Piketty is right that there is no technical reason why such a tax could not be put into place. In fact, it could fit seamlessly into the regime of financial surveillance that the Obama administration has urged—and many politicians of both parties have abetted—both in broadening sanctions against Putin’s Russia and in forcing an end to bank secrecy in Switzerland. It is democratic politics at the national level that makes such schemes unworkable. Who would get to build the new international system of taxation? The people who know the most, and care the most, about international taxation. That means the people most subject to it. To take nation-states out of the business of revenue collection might actually be giving the wealthy what they’ve sought all along. Piketty seems insufficiently mindful of the risk of regulatory capture.

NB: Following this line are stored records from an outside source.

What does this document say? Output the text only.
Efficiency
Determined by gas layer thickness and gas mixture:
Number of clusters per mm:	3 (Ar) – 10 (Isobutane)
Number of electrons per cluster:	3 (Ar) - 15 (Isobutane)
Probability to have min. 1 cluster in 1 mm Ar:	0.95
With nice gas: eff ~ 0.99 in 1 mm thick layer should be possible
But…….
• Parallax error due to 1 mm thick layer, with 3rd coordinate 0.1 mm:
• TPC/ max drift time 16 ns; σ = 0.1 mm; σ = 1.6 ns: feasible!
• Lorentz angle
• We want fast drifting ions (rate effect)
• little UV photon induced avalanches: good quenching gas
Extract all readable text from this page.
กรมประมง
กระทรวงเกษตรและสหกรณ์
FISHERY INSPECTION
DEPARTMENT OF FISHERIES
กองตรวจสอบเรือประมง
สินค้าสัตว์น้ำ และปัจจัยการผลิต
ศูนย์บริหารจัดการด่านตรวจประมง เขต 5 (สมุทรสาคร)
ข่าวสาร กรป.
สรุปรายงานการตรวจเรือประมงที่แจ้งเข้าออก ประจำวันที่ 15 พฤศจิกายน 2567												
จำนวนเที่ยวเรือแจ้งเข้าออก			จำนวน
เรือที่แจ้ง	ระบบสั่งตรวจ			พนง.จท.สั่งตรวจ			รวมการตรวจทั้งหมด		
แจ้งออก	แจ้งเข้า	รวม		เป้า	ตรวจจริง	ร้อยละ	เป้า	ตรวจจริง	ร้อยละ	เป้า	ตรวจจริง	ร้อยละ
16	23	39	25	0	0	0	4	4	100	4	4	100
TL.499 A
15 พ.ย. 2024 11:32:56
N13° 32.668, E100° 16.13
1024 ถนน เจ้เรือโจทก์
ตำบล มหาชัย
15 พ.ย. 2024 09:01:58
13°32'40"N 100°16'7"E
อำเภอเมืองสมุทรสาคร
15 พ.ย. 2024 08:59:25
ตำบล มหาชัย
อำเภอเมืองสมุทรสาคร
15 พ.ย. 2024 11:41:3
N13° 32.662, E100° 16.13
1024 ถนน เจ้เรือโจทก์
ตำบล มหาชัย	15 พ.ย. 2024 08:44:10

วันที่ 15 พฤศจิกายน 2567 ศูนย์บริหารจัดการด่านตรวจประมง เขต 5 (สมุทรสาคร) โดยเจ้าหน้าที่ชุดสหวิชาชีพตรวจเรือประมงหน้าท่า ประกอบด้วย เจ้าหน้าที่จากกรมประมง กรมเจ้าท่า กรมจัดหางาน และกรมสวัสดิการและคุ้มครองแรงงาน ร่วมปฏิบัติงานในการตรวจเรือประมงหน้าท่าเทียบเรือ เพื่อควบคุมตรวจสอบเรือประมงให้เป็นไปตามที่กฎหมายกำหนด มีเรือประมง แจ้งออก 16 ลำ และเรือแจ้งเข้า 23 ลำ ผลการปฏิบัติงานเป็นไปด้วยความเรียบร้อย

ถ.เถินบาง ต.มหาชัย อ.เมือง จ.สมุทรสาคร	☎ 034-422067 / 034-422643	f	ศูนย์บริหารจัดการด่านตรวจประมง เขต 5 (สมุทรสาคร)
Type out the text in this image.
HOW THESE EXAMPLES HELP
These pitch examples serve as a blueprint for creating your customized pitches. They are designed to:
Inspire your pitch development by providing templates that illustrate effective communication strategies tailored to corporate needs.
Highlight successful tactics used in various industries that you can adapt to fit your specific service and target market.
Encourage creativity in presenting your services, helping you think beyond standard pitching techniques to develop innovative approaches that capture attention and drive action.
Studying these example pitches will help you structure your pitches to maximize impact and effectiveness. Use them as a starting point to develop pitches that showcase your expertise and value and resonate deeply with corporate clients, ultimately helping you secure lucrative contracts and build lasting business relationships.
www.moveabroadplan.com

Or is he ambivalent, even conflicted, in his own attitude towards elites? On one hand, Piketty worries about the way “modern meritocratic society, especially in the United States, is much harder on the losers.” He takes aim at yuppie elites who think that modern capital has somehow “become more ‘dynamic’ and less ‘rent-seeking.’ ” On the other hand, he talks this way himself sometimes, calling our society “hypermeritocratic,” to distinguish it from “hyperpatrimonial” societies. Although he admits there can be overlap, this sounds more like a defense of Western capitalism than a condemnation.
Piketty seems to draw his own ethics of inequality from Article I of the 1789 Declaration of the Rights of Man and of the Citizen, which he quotes several times in the course of the book. “I have no interest in denouncing inequality or capitalism per se,” Piketty writes, “especially since social inequalities are not in themselves a problem as long as they are justified, that is ‘founded only upon common utility.’ ” He keeps finding different ways to say this. “Democratic modernity,” he says, “is founded on the belief that inequalities based on individual talent and effort are more justified than other inequalities.” Whose democratic modernity? Ayn Rand’s? And then: “I want to insist on this point: the key issue is the justification of inequalities rather than their magnitude as such.”
There is a Christian distrust of wealth that you can find in the Gospels and R. H. Tawney. There is of course a Marxist case against exploitation. But it gets harder to justify an all-out expropriation once you are, as they used to say in France, without Marx or Jesus. Amartya Sen and John Rawls, whom Piketty invokes in passing, are poor substitutes. In the end, it would help to know more about the ethical basis for Piketty’s argument against inequality—especially since a depression and two doses of world war seem to be the only proven antidote for the ailment he has diagnosed.
Christopher Caldwell is a senior editor at The Weekly Standard.